Definition 6.1 The \(n \times n\) matrix \(\mathbf D=(d_{ij})_{i,j=1}^n\) is a distance matrix (sometimes called a dissimilarity matrix) if

\(d_{ij}\geq 0\) for all \(i, j=1,\ldots,n\).
\(d_{ii}=0\) for \(i=1,\ldots, n\) and
\(\mathbf D=\mathbf D^\top\), i.e., \(\mathbf D\) is symmetric (\(d_{ij}=d_{ji}\)).

Note that we do not require distances to necessarily satisfy the triangle inequality \[\begin{equation} d_{ik} \leq d_{ij}+d_{jk}. \tag{6.2} \end{equation}\] A distance function which always satisfies the triangle inequality is called a metric distance or just a metric. A distance function which does not always satisfy the triangle inequality is called a non-metric distance.

There are many ways to measure distance. Two common choices of metric distances are

Euclidean distance \(||\mathbf x-\mathbf x'||_2\), also know as the ‘crow flies’ distance.
\(L_1\) distance \(||\mathbf x-\mathbf x'||_1\), sometimes called the Manhattan or taxicab metric.

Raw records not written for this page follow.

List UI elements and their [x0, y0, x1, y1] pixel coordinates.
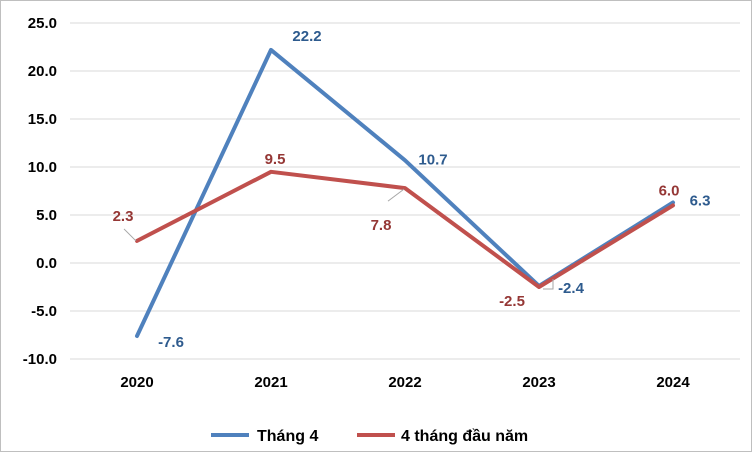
data-label: 6.0 [659, 182, 680, 199]
legend-label: 4 tháng đầu năm [401, 428, 528, 445]
series-line-1 [135, 169, 675, 289]
leader-line [543, 279, 554, 290]
y-tick-label: 10.0 [28, 159, 57, 176]
y-tick-label: -5.0 [31, 303, 57, 320]
y-tick-label: 20.0 [28, 63, 57, 80]
data-labels: -7.6 22.2 10.7 -2.4 6.3 2.3 9.5 7.8 -2.5 6.0 [113, 28, 711, 351]
axes: 25.0 20.0 15.0 10.0 5.0 0.0 -5.0 -10.0 2020 2021 2… [23, 15, 691, 391]
x-tick-label: 2022 [388, 374, 421, 391]
y-tick-label: 0.0 [36, 255, 57, 272]
gridlines [70, 22, 740, 360]
y-tick-label: 25.0 [28, 15, 57, 32]
x-tick-label: 2024 [656, 374, 690, 391]
x-tick-label: 2021 [254, 374, 287, 391]
y-tick-label: 15.0 [28, 111, 57, 128]
series-line-0 [135, 47, 675, 338]
y-tick-label: -10.0 [23, 351, 57, 368]
data-label: 10.7 [418, 151, 447, 168]
data-label: 7.8 [371, 217, 392, 234]
leader-line [123, 228, 137, 242]
legend: Tháng 4 4 tháng đầu năm [211, 428, 528, 445]
leader-line [387, 188, 405, 202]
data-label: -2.4 [558, 280, 585, 297]
x-tick-label: 2020 [120, 374, 153, 391]
series-lines [135, 47, 675, 338]
data-label: 2.3 [113, 208, 134, 225]
data-label: 6.3 [690, 193, 711, 210]
legend-label: Tháng 4 [257, 428, 318, 445]
data-label: -7.6 [158, 334, 184, 351]
data-label: 9.5 [265, 151, 286, 168]
y-tick-label: 5.0 [36, 207, 57, 224]
data-label: -2.5 [499, 293, 525, 310]
x-tick-label: 2023 [522, 374, 555, 391]
data-label: 22.2 [292, 28, 321, 45]
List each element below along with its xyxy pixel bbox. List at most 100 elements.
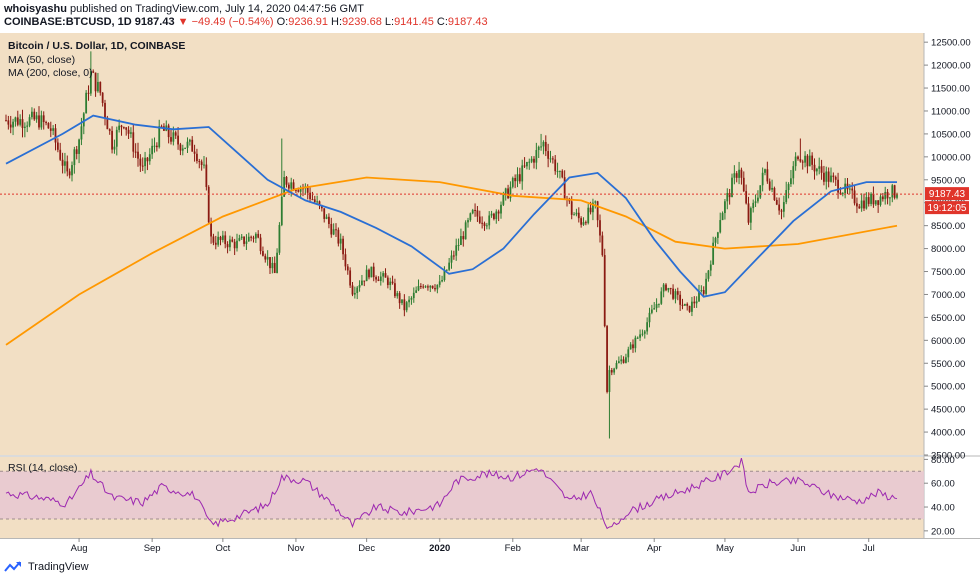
candle-body — [28, 117, 31, 126]
candle-body — [73, 149, 76, 166]
candle-body — [101, 92, 104, 103]
candle-body — [56, 142, 59, 150]
time-tick-label: Nov — [287, 543, 304, 554]
candle-body — [353, 292, 356, 295]
candle-body — [481, 222, 484, 224]
candle-body — [497, 211, 500, 214]
candle-body — [226, 244, 229, 248]
candle-body — [441, 280, 443, 282]
candle-body — [448, 262, 451, 270]
candle-body — [198, 161, 201, 163]
candle-body — [455, 245, 458, 256]
high-label: H: — [331, 16, 343, 28]
author-name[interactable]: whoisyashu — [4, 3, 67, 15]
candle-body — [337, 229, 340, 244]
candle-body — [9, 124, 12, 128]
candle-body — [867, 197, 870, 204]
candle-body — [35, 115, 38, 120]
candle-body — [764, 169, 766, 173]
candle-body — [884, 191, 887, 200]
candle-body — [247, 236, 250, 242]
candle-body — [467, 220, 469, 223]
candle-body — [181, 148, 184, 151]
candle-body — [80, 126, 83, 140]
candle-body — [335, 229, 337, 231]
candle-body — [377, 279, 380, 281]
price-axis[interactable]: 3500.00 4000.00 4500.00 5000.00 5500.00 6000.… — [924, 38, 971, 462]
candle-body — [728, 193, 731, 198]
candle-body — [85, 92, 88, 114]
candle-body — [556, 171, 559, 173]
candle-body — [521, 165, 524, 182]
candle-body — [745, 191, 748, 204]
candle-body — [815, 168, 818, 172]
candle-body — [700, 290, 703, 292]
candle-body — [460, 236, 462, 246]
candle-body — [594, 201, 597, 203]
candle-body — [325, 216, 328, 219]
candle-body — [627, 349, 630, 358]
candle-body — [5, 120, 7, 122]
candle-body — [438, 281, 441, 285]
price-tick-label: 9500.00 — [931, 175, 965, 186]
candle-body — [320, 205, 323, 209]
candle-body — [14, 117, 17, 122]
candle-body — [646, 322, 649, 332]
candle-body — [233, 241, 236, 249]
candle-body — [92, 71, 95, 73]
candle-body — [31, 111, 33, 118]
candle-body — [735, 173, 738, 178]
time-axis[interactable]: Aug Sep Oct Nov Dec 2020 Feb Mar Apr May Jun Jul — [71, 538, 875, 554]
candle-body — [311, 199, 314, 201]
rsi-axis[interactable]: 20.00 40.00 60.00 80.00 — [924, 455, 955, 537]
candle-body — [285, 177, 288, 185]
candle-body — [672, 288, 674, 299]
candle-body — [870, 193, 872, 204]
candle-body — [476, 210, 479, 217]
open-label: O: — [276, 16, 289, 28]
candle-body — [632, 344, 634, 349]
candle-body — [196, 153, 198, 162]
candle-body — [245, 241, 248, 244]
candle-body — [330, 223, 333, 235]
candle-body — [464, 222, 467, 240]
candle-body — [33, 111, 36, 120]
countdown-tag-label: 19:12:05 — [928, 203, 967, 214]
candle-body — [542, 141, 545, 147]
candle-body — [533, 158, 535, 163]
candle-body — [742, 177, 745, 192]
candle-body — [790, 178, 792, 185]
candle-body — [339, 238, 342, 244]
candle-body — [818, 166, 821, 169]
time-tick-label: Apr — [647, 543, 662, 554]
candle-body — [747, 203, 750, 223]
candle-body — [104, 102, 106, 118]
candle-body — [115, 129, 118, 147]
candle-body — [483, 223, 486, 226]
candle-body — [42, 115, 45, 123]
ma200-legend: MA (200, close, 0) — [8, 67, 93, 79]
candle-body — [379, 276, 382, 281]
candle-body — [19, 119, 22, 125]
candle-body — [641, 333, 644, 335]
candle-body — [514, 178, 517, 182]
price-tick-label: 7000.00 — [931, 290, 965, 301]
candle-body — [629, 344, 632, 350]
candle-body — [856, 203, 858, 207]
footer-brand[interactable]: TradingView — [4, 561, 89, 573]
candle-body — [99, 81, 102, 93]
candle-body — [570, 201, 573, 215]
candle-body — [636, 337, 639, 339]
candle-body — [665, 284, 667, 291]
candle-body — [490, 213, 493, 216]
candle-body — [280, 196, 283, 226]
candle-body — [606, 326, 608, 392]
price-tick-label: 6500.00 — [931, 313, 965, 324]
candle-body — [184, 147, 187, 149]
candle-body — [287, 184, 290, 189]
candle-body — [474, 209, 476, 211]
candle-body — [823, 172, 825, 182]
candle-body — [417, 286, 420, 291]
candle-body — [801, 161, 804, 163]
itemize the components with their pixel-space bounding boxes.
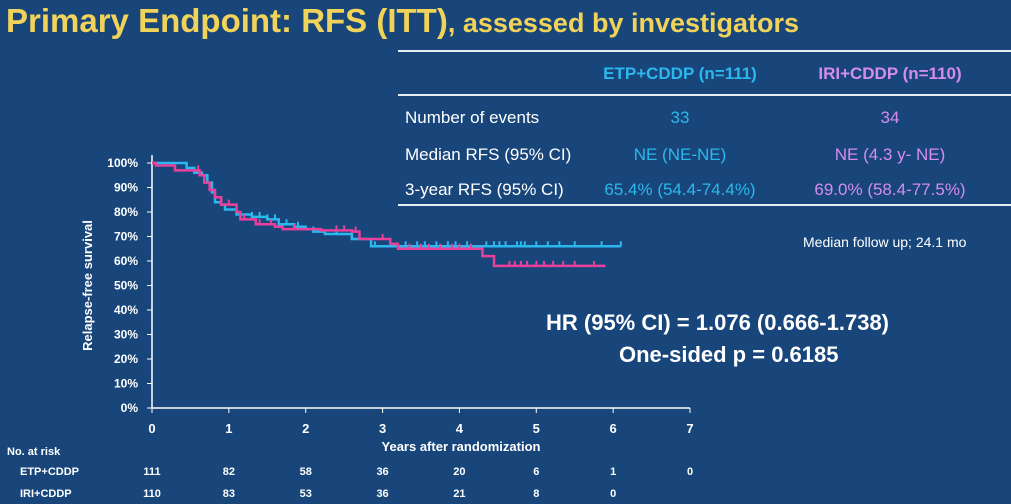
hazard-ratio: HR (95% CI) = 1.076 (0.666-1.738) (546, 310, 890, 335)
row-label-events: Number of events (405, 108, 540, 127)
x-tick-label: 2 (302, 421, 309, 436)
risk-value: 8 (533, 488, 540, 500)
km-curve-iri (152, 161, 606, 268)
title-sub: , assessed by investigators (447, 8, 799, 38)
risk-value: 53 (299, 488, 312, 500)
iri-median: NE (4.3 y- NE) (834, 145, 946, 164)
table-header-rule (398, 94, 1011, 96)
y-tick-label: 30% (114, 328, 138, 342)
header-iri: IRI+CDDP (n=110) (818, 64, 962, 83)
risk-value: 1 (610, 466, 617, 478)
title-main: Primary Endpoint: RFS (ITT) (6, 2, 448, 39)
iri-events: 34 (880, 108, 900, 127)
x-tick-label: 0 (148, 421, 155, 436)
etp-median: NE (NE-NE) (633, 145, 727, 164)
risk-value: 20 (453, 466, 466, 478)
risk-label-iri: IRI+CDDP (20, 488, 72, 500)
x-tick-label: 4 (456, 421, 464, 436)
slide-title: Primary Endpoint: RFS (ITT), assessed by… (6, 2, 799, 40)
y-tick-label: 20% (114, 352, 138, 366)
table-top-rule (398, 50, 1011, 52)
y-tick-label: 0% (121, 401, 139, 415)
risk-value: 21 (453, 488, 466, 500)
risk-title: No. at risk (7, 446, 61, 458)
risk-value: 36 (376, 466, 389, 478)
table-bottom-rule (398, 204, 1011, 206)
x-tick-label: 3 (379, 421, 386, 436)
risk-value: 0 (686, 466, 694, 478)
x-tick-label: 6 (610, 421, 617, 436)
x-axis-label: Years after randomization (382, 439, 541, 454)
x-tick-label: 5 (533, 421, 540, 436)
row-label-3yr: 3-year RFS (95% CI) (405, 180, 564, 199)
etp-events: 33 (670, 108, 690, 127)
risk-label-etp: ETP+CDDP (20, 466, 79, 478)
y-tick-label: 10% (114, 377, 138, 391)
p-value: One-sided p = 0.6185 (619, 342, 839, 367)
y-tick-label: 90% (114, 181, 138, 195)
y-tick-label: 50% (114, 279, 138, 293)
y-tick-label: 70% (114, 230, 138, 244)
risk-value: 111 (143, 466, 161, 478)
y-tick-label: 40% (114, 303, 138, 317)
x-tick-label: 1 (225, 421, 232, 436)
median-follow-up: Median follow up; 24.1 mo (803, 234, 967, 250)
x-tick-label: 7 (686, 421, 693, 436)
iri-3yr: 69.0% (58.4-77.5%) (814, 180, 966, 199)
y-axis-label: Relapse-free survival (80, 220, 95, 351)
risk-value: 110 (143, 488, 161, 500)
risk-value: 0 (610, 488, 617, 500)
y-tick-label: 100% (107, 156, 138, 170)
risk-value: 6 (533, 466, 540, 478)
etp-3yr: 65.4% (54.4-74.4%) (604, 180, 756, 199)
y-tick-label: 80% (114, 205, 138, 219)
row-label-median: Median RFS (95% CI) (405, 145, 572, 164)
risk-value: 82 (222, 466, 235, 478)
risk-value: 58 (299, 466, 312, 478)
risk-value: 83 (222, 488, 235, 500)
risk-value: 36 (376, 488, 389, 500)
y-tick-label: 60% (114, 254, 138, 268)
header-etp: ETP+CDDP (n=111) (603, 64, 757, 83)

But for the city data, we could also consider distance by road, i.e., we could measure the minimum distance by road between each pair of cities. This would satisfy the axioms for being a distance, but is not a metric distance

The choice of which distance is appropriate is problem specific (see section 6.2 for an example). The focus in this chapter is on Euclidean distance, as this leads to an explicit mathematical solution to the optimization problem (6.1). However, note that MDS techniques have also been developed for non-Euclidean distances.